An Uncomfortable Reality

The Savages is a good movie. I won't go so far as to say it is a great movie, but it touches on all the hallmarks of a quality dramatic film: tension, relationships, uncertainty, relatability, redemption, and closure. I can understand why there was considerable buzz around this movie when it came out. Tamara Jenkin's movie deals with an all too common reality here in the United States, what a family is to do with a loved one as they pass beyond the point of being able to care for themselves.

Philip Seymour Hoffman, and Laura Linney play a convincing brother and sister pair that have to figure out what to do with their father, Lenny. Although not exactly stated in the movie, the viewer is correct to assume that Lenny was an abusive father. There are frequent references to this throughout the film. Despite this strike against Lenny, his character is still highly sympathetic. The movie is difficult to watch sometimes because of Lenny's inability to cope with situations as well as the multiple indignities he suffers. Speaking of Lenny, the actor who plays him, Philip Bosco, did a very convincing job. He manages to slip in and out of lucidity in a very natural manner.

I could have used a little more background information on the family dynamic as a whole, specifically how their mother fit into the equation. Did she die young? Did she run away? Was she even more abusive than Lenny? The two kids hadn't spoken with their father in a long time when all of the action of the film starts occurring, but we aren't given much of a window into what the characters were like before their current time. I get that the kids are neurotic, and intelligent, but ultimately a little messed up, but it doesn't feel entirely organic, or justified. Perhaps that is my own biases coming into play.

I think that my favorite character in the movie may have ended up being the attendant Jimmy at the nursing home, played by Gbenga Akinnagbe. Jimmy is one of the few characters developed in the movie that seems relatively normal. He is audience to the final moments of the Savage family, and there isn't much he can do to avoid that, but he takes it in stride.
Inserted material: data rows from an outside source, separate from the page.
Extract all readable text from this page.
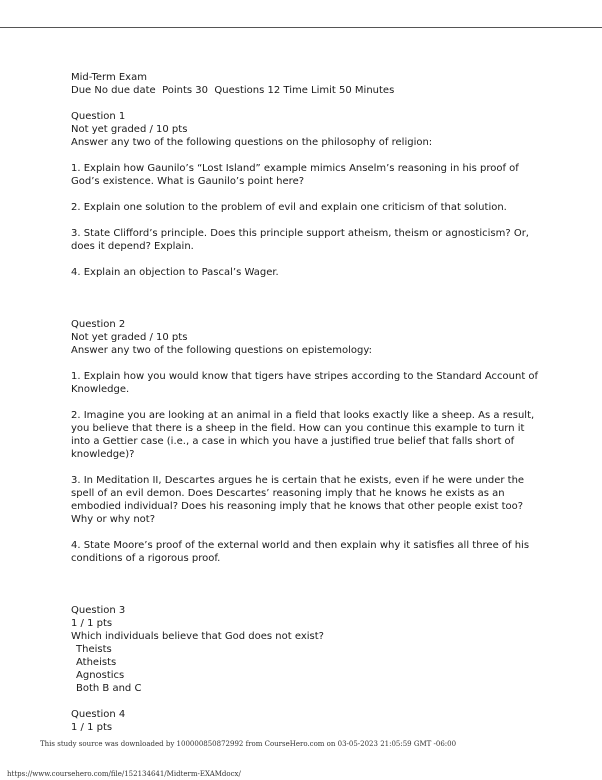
Mid-Term Exam

Due No due date  Points 30  Questions 12 Time Limit 50 Minutes

Question 1

Not yet graded / 10 pts

Answer any two of the following questions on the philosophy of religion:

1. Explain how Gaunilo’s “Lost Island” example mimics Anselm’s reasoning in his proof of God’s existence. What is Gaunilo’s point here?

2. Explain one solution to the problem of evil and explain one criticism of that solution.

3. State Clifford’s principle. Does this principle support atheism, theism or agnosticism? Or, does it depend? Explain.

4. Explain an objection to Pascal’s Wager.

Question 2

Not yet graded / 10 pts

Answer any two of the following questions on epistemology:

1. Explain how you would know that tigers have stripes according to the Standard Account of Knowledge.

2. Imagine you are looking at an animal in a field that looks exactly like a sheep. As a result, you believe that there is a sheep in the field. How can you continue this example to turn it into a Gettier case (i.e., a case in which you have a justified true belief that falls short of knowledge)?

3. In Meditation II, Descartes argues he is certain that he exists, even if he were under the spell of an evil demon. Does Descartes’ reasoning imply that he knows he exists as an embodied individual? Does his reasoning imply that he knows that other people exist too? Why or why not?

4. State Moore’s proof of the external world and then explain why it satisfies all three of his conditions of a rigorous proof.

Question 3

1 / 1 pts

Which individuals believe that God does not exist?

Theists

Atheists

Agnostics

Both B and C

Question 4

1 / 1 pts

This study source was downloaded by 100000850872992 from CourseHero.com on 03-05-2023 21:05:59 GMT -06:00
https://www.coursehero.com/file/152134641/Midterm-EXAMdocx/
The movie was a pretty realistic, at least I think, portrayal of our nursing home culture. The movie moves slowly at times, but so does life. As if to accentuate that slowness, the movie makes ample use of dramatic pauses, awkward situations, and emotion to bring you in. I don't know if I would watch the movie again by choice. I'm not sure I would turn the channel if it came on tv, but at times it seemed just a little too real.

8/10, glad I watched it, but may not see again.